Georgino Rocha |
Esta declaração e petição surge na parábola de Jesus narrada no fim da sua viagem para Jerusalém. É feita por um publicano, homem malvisto pelo povo devido à sua profissão de cobrador de impostos. Brota de um coração humilde e confiante em Deus compassivo e misericordioso. Fica na memória dos discípulos de Jesus como referência fundamental para quem quer reconhecer-se no seu ser mais autêntico e profundo. Entra na liturgia e é rezada com frequência no início da celebração eucarística/missa. E, com verdade, pode ser repetida muitas vezes por quem for honesto e leal consigo mesmo.
Jesus propõe a parábola para confrontar dois modos de nos relacionarmos com Deus retratados nas atitudes do fariseu e do publicano, as duas “classes” mais expressivas para os ouvintes. O fariseu representa a ortodoxia legal, fiel cumpridor (até com requinte) dos seus deveres, autossatisfeito na sua “burguesia espiritual”, displicente em relação aos demais porque não eram como ele.

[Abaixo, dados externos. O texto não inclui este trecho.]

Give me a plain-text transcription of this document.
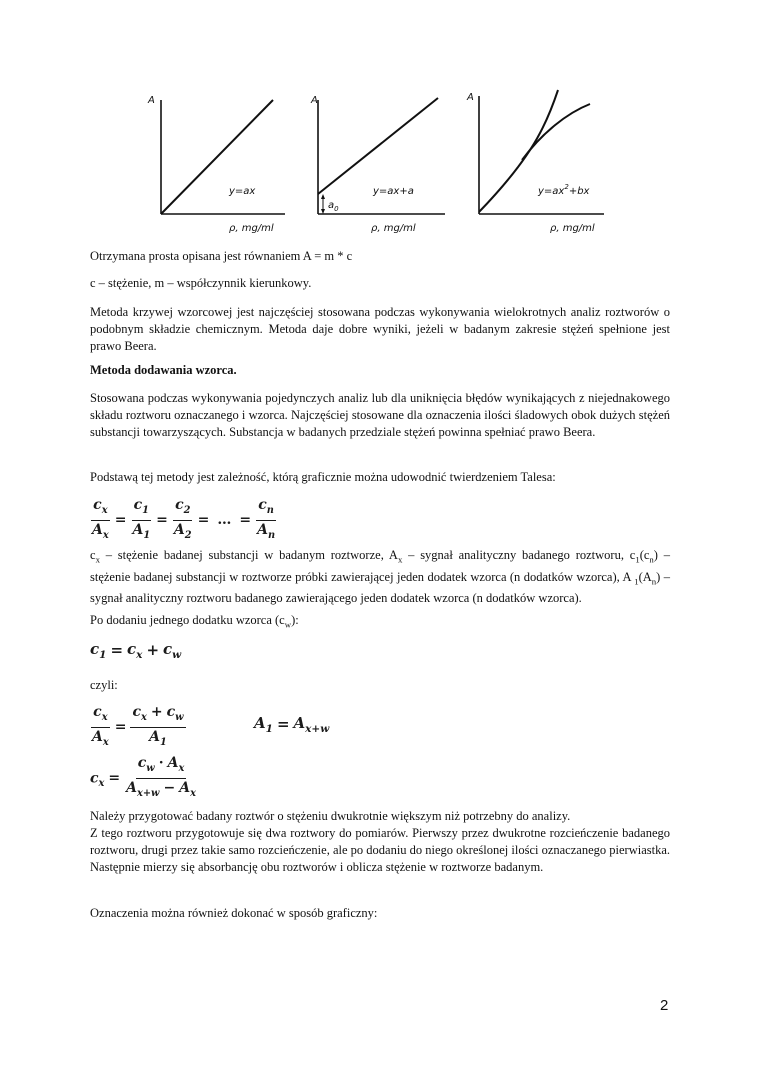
A
y=ax
ρ, mg/ml
A
y=ax+a
$a_0$
ρ, mg/ml
A
$y=ax^2+bx$
ρ, mg/ml
Otrzymana prosta opisana jest równaniem A = m * c
c – stężenie, m – współczynnik kierunkowy.
Metoda krzywej wzorcowej jest najczęściej stosowana podczas wykonywania wielokrotnych analiz roztworów o podobnym składzie chemicznym. Metoda daje dobre wyniki, jeżeli w badanym zakresie stężeń spełnione jest prawo Beera.
Metoda dodawania wzorca.
Stosowana podczas wykonywania pojedynczych analiz lub dla uniknięcia błędów wynikających z niejednakowego składu roztworu oznaczanego i wzorca. Najczęściej stosowane dla oznaczenia ilości śladowych obok dużych stężeń substancji towarzyszących. Substancja w badanych przedziale stężeń powinna spełniać prawo Beera.
Podstawą tej metody jest zależność, którą graficznie można udowodnić twierdzeniem Talesa:
$\frac{c_x}{A_x} = \frac{c_1}{A_1} = \frac{c_2}{A_2}$ = … = $\frac{c_n}{A_n}$
$c_x$ – stężenie badanej substancji w badanym roztworze, $A_x$ – sygnał analityczny badanego roztworu, $c_1(c_n)$ – stężenie badanej substancji w roztworze próbki zawierającej jeden dodatek wzorca (n dodatków wzorca), A $_1(A_n)$ – sygnał analityczny roztworu badanego zawierającego jeden dodatek wzorca (n dodatków wzorca).
Po dodaniu jednego dodatku wzorca $(c_w)$:
$c_1 = c_x + c_w$
czyli:
$\frac{c_x}{A_x} = \frac{c_x + c_w}{A_1}$	$A_1 = A_{x+w}$
$c_x = \frac{c_w \cdot A_x}{A_{x+w} - A_x}$
Należy przygotować badany roztwór o stężeniu dwukrotnie większym niż potrzebny do analizy.
Z tego roztworu przygotowuje się dwa roztwory do pomiarów. Pierwszy przez dwukrotne rozcieńczenie badanego roztworu, drugi przez takie samo rozcieńczenie, ale po dodaniu do niego określonej ilości oznaczanego pierwiastka. Następnie mierzy się absorbancję obu roztworów i oblicza stężenie w roztworze badanym.
Oznaczenia można również dokonać w sposób graficzny:
2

Apresenta-se cheio de méritos (pensa no íntimo do seu coração), relata tudo o que faz e espera ser reconhecido por Deus. Vive confiante no êxito da cobrança que a sua oração evidencia. Por isso, mantém-se de pé, rosto erguido, em lugar destacado. Bom retrato também para o nosso tempo, ufano de si mesmo e dos seus êxitos.
O publicano fica à distância, não ousa ultrapassar a entrada, bate no peito, prostra-se no chão, mantém o olhar de penitente e exclama: “Meu Deus, tende compaixão de mim que sou pecador”. É toda a sua oração. Não explicita mais nada, nem cede às aparências. A lista dos seus pecados fica no silêncio do coração humilhado e contrito. Nem sequer ergue os olhos ao Céu.
A atitude do publicano é elogiada por Jesus. Não se compara com ninguém. Apenas se revê no espelho de Deus e dá conta de quão desfigurada está a sua dignidade original. Toma consciência da gravidade do seu pecado. Mostra a intensidade do seu desejo de ser perdoado. Quer recuperar a sintonia com o ritmo do pulsar de Deus. Espera confiante no amor misericordioso que é sempre maior do que os seus/nossos pecados.
A parábola, ao confrontar estas duas atitudes, evidencia a que Deus cada um se referia: o deus legalista, severo, justiceiro, juiz de acções e omissões, parcial e vulnerável a méritos adquiridos ou mesmo cobrados; ou o Deus terno e misericordioso para com as pessoas que se reconhecem na sua dignidade ferida e lhe suplicam amor e perdão; o Deus atento e compassivo, pronto para a benevolência e lento para a recriminação face a toda a espécie de prevaricações pois conhece bem “barro” de que somos feitos e quer mostrar-se até nas nossas debilidades.
A segurança espiritual está neste Deus amor e não em nós mesmos e nas nossas acções. O perdão é para todos e não apenas para uma elite aristocrática que colecciona méritos. Ser pessoa de Deus não é falar do divino com eloquência, mas cuidar bem do humano, com dedicação abnegada. E há tanto que fazer tal o clamor dos empobrecidos e vulneráveis, confiados por Deus à nossa solicitude diligente e ao nosso empenho constante por uma sociedade humanizada e por uma Igreja mais próxima e acolhedora.